General Confederation of Workers
- Abbreviation: CGT
- Founded: 1921
- Location: Mexico;

= General Confederation of Workers (Mexico) =

Mexican trade union

The General Confederation of Workers (Confederación General de Trabajadores, CGT) was a federation of labor unions in Mexico. It was founded in February 1921 by anarchists, syndicalists and others on the far left who opposed the more moderate, pro-government Confederación Regional Obrera Mexicana (CROM). In particular, the founders of the CGT criticized the CROM's close relationship with the conservative American Federation of Labor (AFL).
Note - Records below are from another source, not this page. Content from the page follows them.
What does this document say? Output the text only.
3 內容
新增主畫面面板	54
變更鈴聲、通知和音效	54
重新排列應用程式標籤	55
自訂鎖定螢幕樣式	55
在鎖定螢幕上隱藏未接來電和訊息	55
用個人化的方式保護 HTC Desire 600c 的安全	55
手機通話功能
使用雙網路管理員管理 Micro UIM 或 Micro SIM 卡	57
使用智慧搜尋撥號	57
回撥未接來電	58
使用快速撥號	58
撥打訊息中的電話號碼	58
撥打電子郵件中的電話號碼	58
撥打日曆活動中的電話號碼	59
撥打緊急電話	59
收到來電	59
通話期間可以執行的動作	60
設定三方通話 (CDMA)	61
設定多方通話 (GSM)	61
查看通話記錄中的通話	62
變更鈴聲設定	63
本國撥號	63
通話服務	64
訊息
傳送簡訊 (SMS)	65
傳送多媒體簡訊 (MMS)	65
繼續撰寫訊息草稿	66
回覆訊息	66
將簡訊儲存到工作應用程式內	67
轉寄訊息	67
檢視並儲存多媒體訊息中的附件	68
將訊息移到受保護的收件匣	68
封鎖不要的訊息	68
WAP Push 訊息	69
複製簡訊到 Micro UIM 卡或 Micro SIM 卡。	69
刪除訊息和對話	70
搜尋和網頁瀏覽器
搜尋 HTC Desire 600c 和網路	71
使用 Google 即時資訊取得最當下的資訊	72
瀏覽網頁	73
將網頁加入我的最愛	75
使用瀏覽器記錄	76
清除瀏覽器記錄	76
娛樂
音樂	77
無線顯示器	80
Unions split from the CROM, with 43 affiliating with the new CGT, but it was just a tenth the size of the CROM, with strength among textile workers. President Alvaro Obregón (1920-1924) favored the CROM, and his administration attempted to suppress the CGT. When Adolfo de la Huerta made a bid for the presidency in 1923 in an armed rebellion, some in the CGT supported him.

Briefly after its formation, the CGT allied with the Mexican Communist Party (PCM), but disputes ended the relationship almost immediately. In the decades that followed, the CGT became increasingly anti-communist. The CGT remained far smaller than the CROM, and by the 1930s both federations were dwarfed by the Confederation of Mexican Workers (CTM).